A leading Soviet dissident, buoyed by last week's release of Anatoly Shcharansky, has launched a public campaign in support of his wife's request to go abroad for cancer treatment.
Naum Meiman, 74, a former member of the group monitoring compliance with the 1975 Helsinki accords here, held an unusual news conference for western reporters yesterday to publicize his wife Inna's fruitless efforts to obtain a visa for medical treatment in the West.
Meiman praised Shcharansky's release from Soviet prison and his departure for Israel last week and said that the treatment of his wife's case will demonstrate whether the new Kremlin leadership is interested in improving its human rights record further.
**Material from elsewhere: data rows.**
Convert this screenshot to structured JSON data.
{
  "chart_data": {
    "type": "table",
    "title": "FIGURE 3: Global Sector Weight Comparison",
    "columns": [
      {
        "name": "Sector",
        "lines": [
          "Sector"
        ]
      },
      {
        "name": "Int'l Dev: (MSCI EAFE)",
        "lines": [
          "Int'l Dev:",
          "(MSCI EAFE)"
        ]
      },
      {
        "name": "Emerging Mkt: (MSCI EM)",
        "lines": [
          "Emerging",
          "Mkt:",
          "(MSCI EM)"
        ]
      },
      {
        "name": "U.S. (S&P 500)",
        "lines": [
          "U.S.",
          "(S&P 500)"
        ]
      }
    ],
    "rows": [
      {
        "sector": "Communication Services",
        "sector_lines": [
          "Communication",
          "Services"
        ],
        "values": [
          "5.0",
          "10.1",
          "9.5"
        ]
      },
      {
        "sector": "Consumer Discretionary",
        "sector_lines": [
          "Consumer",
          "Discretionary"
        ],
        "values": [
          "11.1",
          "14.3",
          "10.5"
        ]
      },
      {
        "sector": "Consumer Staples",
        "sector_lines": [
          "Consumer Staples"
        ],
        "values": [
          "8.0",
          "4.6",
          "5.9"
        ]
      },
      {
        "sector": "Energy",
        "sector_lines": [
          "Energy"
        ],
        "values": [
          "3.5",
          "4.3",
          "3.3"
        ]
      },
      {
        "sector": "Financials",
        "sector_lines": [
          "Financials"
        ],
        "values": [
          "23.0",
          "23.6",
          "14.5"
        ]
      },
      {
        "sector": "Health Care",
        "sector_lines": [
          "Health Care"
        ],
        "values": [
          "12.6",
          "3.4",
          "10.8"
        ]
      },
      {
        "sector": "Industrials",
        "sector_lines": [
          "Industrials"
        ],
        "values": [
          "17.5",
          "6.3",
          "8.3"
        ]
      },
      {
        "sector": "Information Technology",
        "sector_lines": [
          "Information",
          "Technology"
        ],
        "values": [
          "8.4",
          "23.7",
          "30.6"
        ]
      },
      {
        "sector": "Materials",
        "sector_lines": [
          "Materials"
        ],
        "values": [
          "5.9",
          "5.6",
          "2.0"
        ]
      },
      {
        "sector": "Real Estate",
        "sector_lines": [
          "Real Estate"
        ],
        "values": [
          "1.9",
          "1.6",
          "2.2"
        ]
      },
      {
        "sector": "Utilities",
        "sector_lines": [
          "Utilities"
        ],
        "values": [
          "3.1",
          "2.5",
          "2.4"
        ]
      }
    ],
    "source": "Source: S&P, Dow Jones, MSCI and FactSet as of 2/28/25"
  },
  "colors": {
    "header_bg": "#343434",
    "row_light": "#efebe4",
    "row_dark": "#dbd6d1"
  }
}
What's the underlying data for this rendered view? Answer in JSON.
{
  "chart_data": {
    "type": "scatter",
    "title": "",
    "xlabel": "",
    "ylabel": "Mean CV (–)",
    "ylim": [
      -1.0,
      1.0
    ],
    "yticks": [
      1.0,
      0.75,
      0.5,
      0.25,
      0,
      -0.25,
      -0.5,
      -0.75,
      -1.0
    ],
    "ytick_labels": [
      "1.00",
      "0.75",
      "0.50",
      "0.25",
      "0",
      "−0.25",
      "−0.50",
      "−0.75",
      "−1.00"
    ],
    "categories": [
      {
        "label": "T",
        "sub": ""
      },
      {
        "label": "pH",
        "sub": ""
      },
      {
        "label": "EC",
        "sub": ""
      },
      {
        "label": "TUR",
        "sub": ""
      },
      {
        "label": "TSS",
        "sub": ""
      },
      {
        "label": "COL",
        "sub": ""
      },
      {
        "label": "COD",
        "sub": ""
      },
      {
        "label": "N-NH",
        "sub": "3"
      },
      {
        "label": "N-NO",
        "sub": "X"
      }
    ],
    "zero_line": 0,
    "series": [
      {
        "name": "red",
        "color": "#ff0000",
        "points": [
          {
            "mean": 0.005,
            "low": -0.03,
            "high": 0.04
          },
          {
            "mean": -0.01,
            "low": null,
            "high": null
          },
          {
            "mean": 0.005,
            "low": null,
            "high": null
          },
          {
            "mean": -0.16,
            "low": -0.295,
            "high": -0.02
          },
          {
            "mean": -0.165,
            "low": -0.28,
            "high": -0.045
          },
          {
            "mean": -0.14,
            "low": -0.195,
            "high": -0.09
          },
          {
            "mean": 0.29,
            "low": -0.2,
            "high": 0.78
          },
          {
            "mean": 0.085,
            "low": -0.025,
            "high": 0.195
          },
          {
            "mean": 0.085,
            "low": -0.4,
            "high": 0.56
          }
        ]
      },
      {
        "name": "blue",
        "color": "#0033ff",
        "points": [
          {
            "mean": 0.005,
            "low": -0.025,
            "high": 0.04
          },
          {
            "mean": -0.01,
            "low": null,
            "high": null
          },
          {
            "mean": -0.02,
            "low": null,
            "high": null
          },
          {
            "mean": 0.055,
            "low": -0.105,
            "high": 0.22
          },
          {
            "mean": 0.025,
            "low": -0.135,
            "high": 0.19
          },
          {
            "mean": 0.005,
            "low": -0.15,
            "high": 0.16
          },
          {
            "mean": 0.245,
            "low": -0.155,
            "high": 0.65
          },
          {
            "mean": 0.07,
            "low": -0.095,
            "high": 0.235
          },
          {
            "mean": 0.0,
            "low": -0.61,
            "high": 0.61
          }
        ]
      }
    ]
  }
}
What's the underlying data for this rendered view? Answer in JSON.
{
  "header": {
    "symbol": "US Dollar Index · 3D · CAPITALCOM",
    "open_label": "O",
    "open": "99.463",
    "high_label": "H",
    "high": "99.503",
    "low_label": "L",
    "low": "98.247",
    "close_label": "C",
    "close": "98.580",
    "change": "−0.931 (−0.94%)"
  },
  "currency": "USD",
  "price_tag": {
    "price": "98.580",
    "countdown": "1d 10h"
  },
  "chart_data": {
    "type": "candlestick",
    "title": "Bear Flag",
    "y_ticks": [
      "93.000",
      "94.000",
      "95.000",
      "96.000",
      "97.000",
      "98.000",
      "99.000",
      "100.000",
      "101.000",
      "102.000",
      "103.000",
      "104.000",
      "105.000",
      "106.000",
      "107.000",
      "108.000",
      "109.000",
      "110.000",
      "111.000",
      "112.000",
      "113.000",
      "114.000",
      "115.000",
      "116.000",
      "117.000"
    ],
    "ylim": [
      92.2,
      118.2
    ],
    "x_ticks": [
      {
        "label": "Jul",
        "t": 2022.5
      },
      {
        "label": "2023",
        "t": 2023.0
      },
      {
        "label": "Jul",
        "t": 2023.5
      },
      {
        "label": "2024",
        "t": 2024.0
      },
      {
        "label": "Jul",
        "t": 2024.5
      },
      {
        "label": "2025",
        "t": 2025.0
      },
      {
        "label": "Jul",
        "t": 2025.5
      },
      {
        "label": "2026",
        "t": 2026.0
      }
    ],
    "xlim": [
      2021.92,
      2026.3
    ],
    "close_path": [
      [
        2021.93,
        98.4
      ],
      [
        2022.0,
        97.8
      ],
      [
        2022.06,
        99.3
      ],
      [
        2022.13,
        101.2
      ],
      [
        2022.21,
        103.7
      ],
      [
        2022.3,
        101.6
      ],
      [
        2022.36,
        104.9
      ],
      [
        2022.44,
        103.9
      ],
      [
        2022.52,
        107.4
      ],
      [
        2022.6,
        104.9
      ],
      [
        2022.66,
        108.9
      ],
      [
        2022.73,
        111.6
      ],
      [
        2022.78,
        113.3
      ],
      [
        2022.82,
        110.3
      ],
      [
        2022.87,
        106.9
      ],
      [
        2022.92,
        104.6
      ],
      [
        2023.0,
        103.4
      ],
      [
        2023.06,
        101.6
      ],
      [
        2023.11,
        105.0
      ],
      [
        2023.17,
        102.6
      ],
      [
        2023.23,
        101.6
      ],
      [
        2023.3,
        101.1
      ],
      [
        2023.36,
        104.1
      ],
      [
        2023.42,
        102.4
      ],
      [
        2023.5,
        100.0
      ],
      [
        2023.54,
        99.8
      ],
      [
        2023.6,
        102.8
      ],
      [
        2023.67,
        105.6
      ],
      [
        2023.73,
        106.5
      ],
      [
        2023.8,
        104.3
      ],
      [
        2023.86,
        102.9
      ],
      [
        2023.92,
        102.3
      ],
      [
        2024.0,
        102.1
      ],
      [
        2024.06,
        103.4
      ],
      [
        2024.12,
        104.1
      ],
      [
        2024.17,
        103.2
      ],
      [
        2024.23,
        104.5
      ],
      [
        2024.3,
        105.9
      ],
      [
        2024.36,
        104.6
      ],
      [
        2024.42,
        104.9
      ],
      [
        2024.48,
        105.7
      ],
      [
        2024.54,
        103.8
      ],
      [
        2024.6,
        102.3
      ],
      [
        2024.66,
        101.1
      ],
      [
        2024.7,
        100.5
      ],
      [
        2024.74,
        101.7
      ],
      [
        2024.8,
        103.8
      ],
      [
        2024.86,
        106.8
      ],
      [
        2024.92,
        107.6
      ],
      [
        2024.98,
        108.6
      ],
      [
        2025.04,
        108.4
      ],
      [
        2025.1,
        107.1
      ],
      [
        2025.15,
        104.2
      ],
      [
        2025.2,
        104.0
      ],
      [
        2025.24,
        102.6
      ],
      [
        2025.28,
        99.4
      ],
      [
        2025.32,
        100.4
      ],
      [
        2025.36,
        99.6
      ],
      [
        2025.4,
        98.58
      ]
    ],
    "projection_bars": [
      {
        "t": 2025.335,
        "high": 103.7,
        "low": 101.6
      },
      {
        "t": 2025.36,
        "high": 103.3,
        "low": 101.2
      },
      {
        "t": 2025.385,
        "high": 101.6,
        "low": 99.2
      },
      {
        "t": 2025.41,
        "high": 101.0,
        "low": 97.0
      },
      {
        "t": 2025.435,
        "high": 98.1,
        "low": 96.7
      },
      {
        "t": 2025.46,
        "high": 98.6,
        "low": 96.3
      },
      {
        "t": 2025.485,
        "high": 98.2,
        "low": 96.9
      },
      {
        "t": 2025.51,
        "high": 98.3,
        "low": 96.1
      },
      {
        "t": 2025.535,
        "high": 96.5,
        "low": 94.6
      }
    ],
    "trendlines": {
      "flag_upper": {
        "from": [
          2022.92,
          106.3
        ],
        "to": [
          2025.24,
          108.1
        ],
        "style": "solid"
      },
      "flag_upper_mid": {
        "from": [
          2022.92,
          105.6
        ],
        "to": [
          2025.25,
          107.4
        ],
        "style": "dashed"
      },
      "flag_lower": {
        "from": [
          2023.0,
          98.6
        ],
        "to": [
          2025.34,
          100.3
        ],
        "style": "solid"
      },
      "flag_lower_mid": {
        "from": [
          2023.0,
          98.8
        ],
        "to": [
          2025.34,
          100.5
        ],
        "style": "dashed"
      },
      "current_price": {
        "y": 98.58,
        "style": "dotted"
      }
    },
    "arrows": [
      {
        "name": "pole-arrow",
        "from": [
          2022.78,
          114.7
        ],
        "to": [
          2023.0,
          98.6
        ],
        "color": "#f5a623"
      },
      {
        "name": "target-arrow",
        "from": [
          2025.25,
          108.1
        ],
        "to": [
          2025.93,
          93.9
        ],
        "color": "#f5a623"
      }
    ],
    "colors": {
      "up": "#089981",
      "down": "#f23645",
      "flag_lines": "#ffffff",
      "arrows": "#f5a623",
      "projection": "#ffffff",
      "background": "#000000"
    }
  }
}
Meiman said he told Sen. Edward M. Kennedy (D-Mass.) about his wife's case in a meeting here two weeks ago. During a three-day visit here, Kennedy met with Soviet leader Mikhail Gorbachev and several "refusedniks," or persons whose visa requests have been denied.
At the news conference, Meiman distributed copies of a letter in which he asked Kennedy to intercede with Gorbachev on his wife's behalf.
Despite invitations from four foreign governments, admission in a treatment program at New York's Memorial Sloan-Kettering Cancer Center, and appeals on her behalf by various foreign political leaders, Soviet authorities have denied Inna Meiman, 53, a visa to travel to the West since she was diagnosed as having cancer in 1983.
After four operations here, Soviet doctors have exhausted their capacity to treat his wife, Meiman said. In recent days, her health has deteriorated, he added.
"Refusal to let her go dooms her to slow death," he added. "We may be losing the last chance to save her life."
Meiman said his request to emigrate to the West was rejected in 1976 because his academic work had given him access to state secrets.
Meiman told reporters Soviet authorities had denied his wife a visa to travel abroad on the grounds that her marriage to him made her a security risk. But his classified academic work ended in 1955, he said.